Bozen, Göttingen, 23. September 2005
Die Gesellschaft für bedrohte Völker (GfbV) hat am
Freitag vor einem Gewaltausbruch in den
Ölfördergebieten Nigerias gewarnt, der weltweit die
Ölpreise in die Höhe treiben könnte. Die
Menschenrechtsorganisation forderte nach der Erstürmung
einer Öl- Pumpstation durch aufgebrachte Ureinwohner am
Donnerstag jetzt die sofortige Freilassung des am Dienstag
verhafteten Milizenführers Mujahid Dokubo-Asari.

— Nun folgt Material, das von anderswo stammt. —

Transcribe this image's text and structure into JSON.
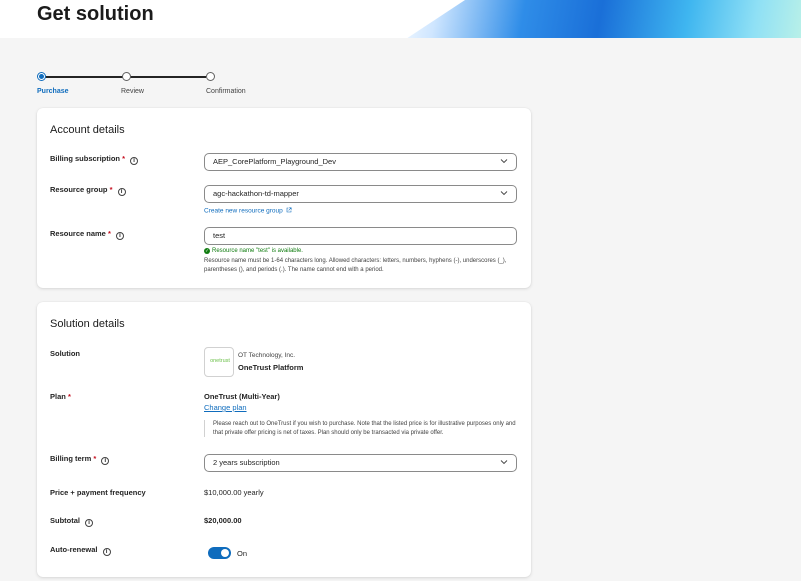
{
  "page": {
    "title": "Get solution"
  },
  "stepper": {
    "steps": [
      {
        "label": "Purchase",
        "active": true
      },
      {
        "label": "Review",
        "active": false
      },
      {
        "label": "Confirmation",
        "active": false
      }
    ]
  },
  "account": {
    "heading": "Account details",
    "billing_subscription": {
      "label": "Billing subscription",
      "value": "AEP_CorePlatform_Playground_Dev"
    },
    "resource_group": {
      "label": "Resource group",
      "value": "agc-hackathon-td-mapper",
      "create_link": "Create new resource group"
    },
    "resource_name": {
      "label": "Resource name",
      "value": "test",
      "status": "Resource name \"test\" is available.",
      "hint": "Resource name must be 1-64 characters long. Allowed characters: letters, numbers, hyphens (-), underscores (_), parentheses (), and periods (.). The name cannot end with a period."
    }
  },
  "solution": {
    "heading": "Solution details",
    "solution_label": "Solution",
    "logo_text": "onetrust",
    "publisher": "OT Technology, Inc.",
    "name": "OneTrust Platform",
    "plan_label": "Plan",
    "plan_name": "OneTrust (Multi-Year)",
    "change_plan": "Change plan",
    "plan_note": "Please reach out to OneTrust if you wish to purchase. Note that the listed price is for illustrative purposes only and that private offer pricing is net of taxes. Plan should only be transacted via private offer.",
    "billing_term_label": "Billing term",
    "billing_term_value": "2 years subscription",
    "price_label": "Price + payment frequency",
    "price_value": "$10,000.00 yearly",
    "subtotal_label": "Subtotal",
    "subtotal_value": "$20,000.00",
    "auto_renewal_label": "Auto-renewal",
    "auto_renewal_value": "On"
  },
  "colors": {
    "accent": "#0f6cbd",
    "success": "#107c10",
    "required": "#c50f1f"
  },
  "icons": {
    "info": "info-icon",
    "chevron": "chevron-down-icon",
    "external": "external-link-icon",
    "check": "check-circle-icon"
  }
}
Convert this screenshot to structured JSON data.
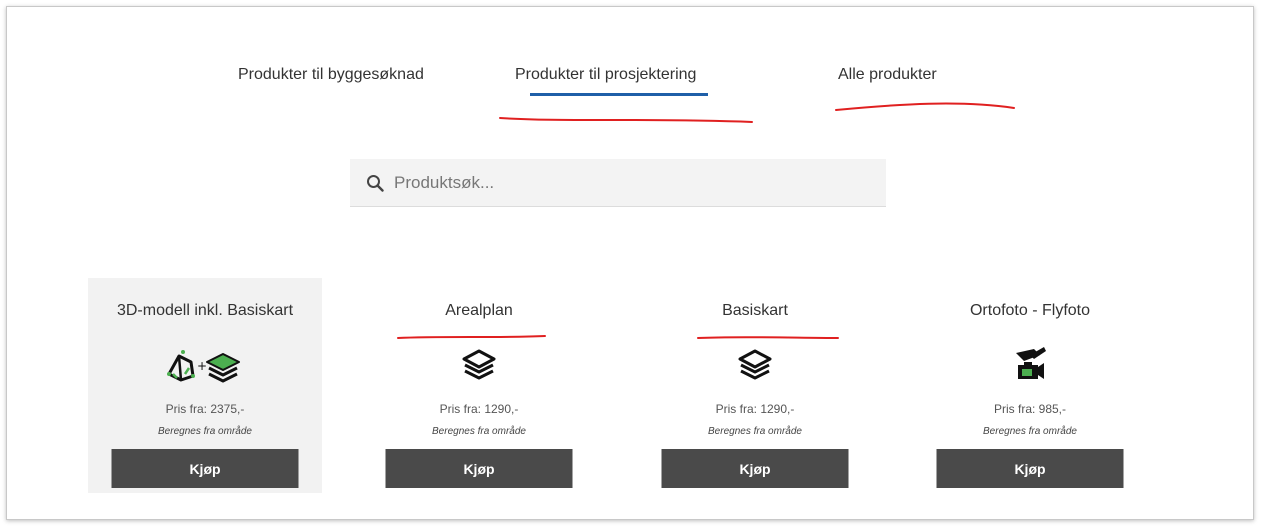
{
  "tabs": [
    {
      "label": "Produkter til byggesøknad"
    },
    {
      "label": "Produkter til prosjektering"
    },
    {
      "label": "Alle produkter"
    }
  ],
  "active_tab_color": "#1f5fa8",
  "annotation_color": "#e02020",
  "search": {
    "placeholder": "Produktsøk...",
    "value": "",
    "icon": "search-icon"
  },
  "products": [
    {
      "title": "3D-modell inkl. Basiskart",
      "price": "Pris fra: 2375,-",
      "note": "Beregnes fra område",
      "button": "Kjøp",
      "icon": "3d-model-plus-layers-icon"
    },
    {
      "title": "Arealplan",
      "price": "Pris fra: 1290,-",
      "note": "Beregnes fra område",
      "button": "Kjøp",
      "icon": "layers-icon"
    },
    {
      "title": "Basiskart",
      "price": "Pris fra: 1290,-",
      "note": "Beregnes fra område",
      "button": "Kjøp",
      "icon": "layers-icon"
    },
    {
      "title": "Ortofoto - Flyfoto",
      "price": "Pris fra: 985,-",
      "note": "Beregnes fra område",
      "button": "Kjøp",
      "icon": "plane-camera-icon"
    }
  ]
}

Er und sein
ebenfalls verhafteter Rechtsanwalt Uche Okoko sollen wegen
Hochverrates angeklagt werden, weil sie sich für die
Gründung eines unabhängigen Staates im seit Jahrzehnten
von der Bundesregierung Nigerias vernachlässigten Nigerdelta
einsetzen. "Statt endlich die Verelendung der unter der
Ölförderung leidenden Minderheiten im Nigerdelta zu
bekämpfen, wird der umstrittene Milizenchef mit der
Hochverrats-Anklage zum Märtyrer gemacht und so neues
Blutvergießen provoziert", warnte der GfbV-Afrikareferent
Ulrich Delius.
Ausdrücklich distanzierte sich die
Menschenrechtsorganisation von den gewalttätigen Protesten
der Ureinwohner und den Äußerungen des Milizenchefs.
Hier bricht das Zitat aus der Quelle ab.